HAKENBERG attended the conservatories of Düsseldorf and Cologne where he studied composition with Hans Werner HENZE. He received a Ph.D. from Harvard University where he studied with Bernard RANDS and Mario DAVIDOVSKY. Other grants and fellowships brought him to the summer festivals in Tanglewood (where he studied with Oliver KNUSSEN on a Leonard Bernstein Fellowship), Aspen (where he studied with John HARBISON), and Fontainebleau (where he studied with Betsy JOLAS), to the artist colonies "The MacDowell Colony" in New Hampshire, "Yaddo" in Saratoga Springs, and the "Atelierhaus Worpswede" in Lower Saxony. MeetTheComposer, the Alaska State Council on the Arts, various Alaskan arts and humanities councils, and the Endowments for the Arts in North-Rhine Westfalia and Lower Saxony have directly sponsored his work repeatedly.

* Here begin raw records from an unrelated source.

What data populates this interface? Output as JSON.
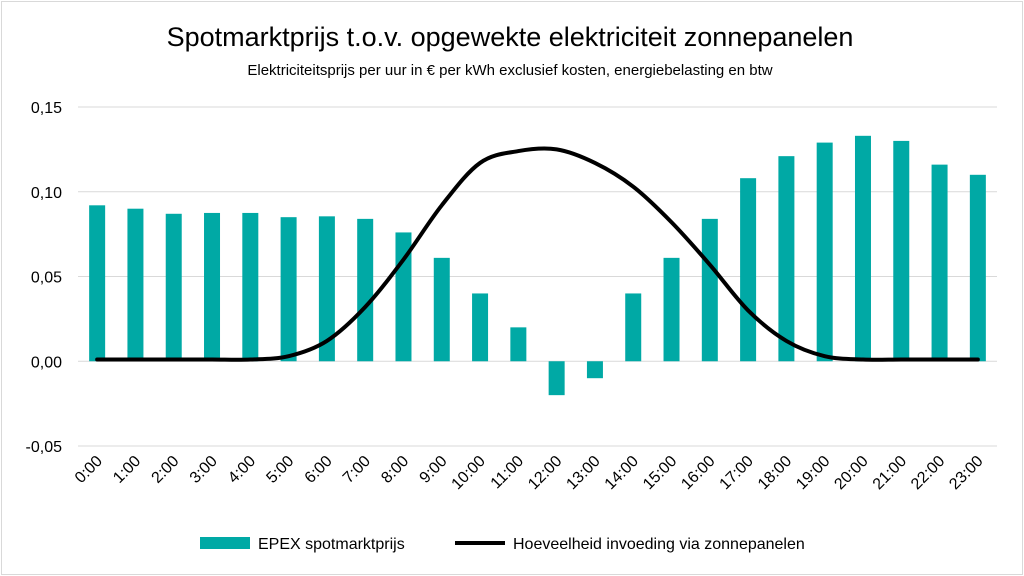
{
  "chart_data": {
    "type": "bar",
    "title": "Spotmarktprijs t.o.v. opgewekte elektriciteit zonnepanelen",
    "subtitle": "Elektriciteitsprijs per uur in € per kWh exclusief kosten, energiebelasting en btw",
    "xlabel": "",
    "ylabel": "",
    "ylim": [
      -0.05,
      0.15
    ],
    "yticks": [
      -0.05,
      0.0,
      0.05,
      0.1,
      0.15
    ],
    "ytick_labels": [
      "-0,05",
      "0,00",
      "0,05",
      "0,10",
      "0,15"
    ],
    "grid": true,
    "legend": "bottom",
    "categories": [
      "0:00",
      "1:00",
      "2:00",
      "3:00",
      "4:00",
      "5:00",
      "6:00",
      "7:00",
      "8:00",
      "9:00",
      "10:00",
      "11:00",
      "12:00",
      "13:00",
      "14:00",
      "15:00",
      "16:00",
      "17:00",
      "18:00",
      "19:00",
      "20:00",
      "21:00",
      "22:00",
      "23:00"
    ],
    "series": [
      {
        "name": "EPEX spotmarktprijs",
        "type": "bar",
        "color": "#00a9a5",
        "values": [
          0.092,
          0.09,
          0.087,
          0.0875,
          0.0875,
          0.085,
          0.0855,
          0.084,
          0.076,
          0.061,
          0.04,
          0.02,
          -0.02,
          -0.01,
          0.04,
          0.061,
          0.084,
          0.108,
          0.121,
          0.129,
          0.133,
          0.13,
          0.116,
          0.11
        ]
      },
      {
        "name": "Hoeveelheid invoeding via zonnepanelen",
        "type": "line",
        "color": "#000000",
        "values": [
          0.001,
          0.001,
          0.001,
          0.001,
          0.001,
          0.003,
          0.012,
          0.032,
          0.06,
          0.092,
          0.117,
          0.124,
          0.125,
          0.117,
          0.103,
          0.082,
          0.057,
          0.03,
          0.012,
          0.003,
          0.001,
          0.001,
          0.001,
          0.001
        ]
      }
    ]
  }
}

HAKENBERG is a founder of the Alaskan contemporary music organization "CrossSound," which won a 2002 ASCAP-Chamber Music America Award for Adventurous Programming of Contemporary Music, and in 2005 received an NEA Creativity Grant for a program including HAKENBERG's pansori “Klanott and the Land Otter People” on an Alaska Native story. Films by Theo LIPFERT with scores by Stefan HAKENBERG, "The Displacement Map" and "Taubman Sucks," won awards at festivals in Kansas City, Honolulu, at Portland's Northwest Film festival in Oregon, and three screenings at the Tribeca Film Festival among many more places. In 2007 HAKENBERG was credited with having written the first "climate opera" with his chamber work "The Egg Musher," libretto by Michael KERSTAN, on the topic of global warming.
HAKENBERG's music is published by AUGEMUS Musikverlag, Bochum, Germany and TONOS Musikverlag, Darmstadt, Germany. Recordings are available on the Capstone Records label, Brooklyn, New York.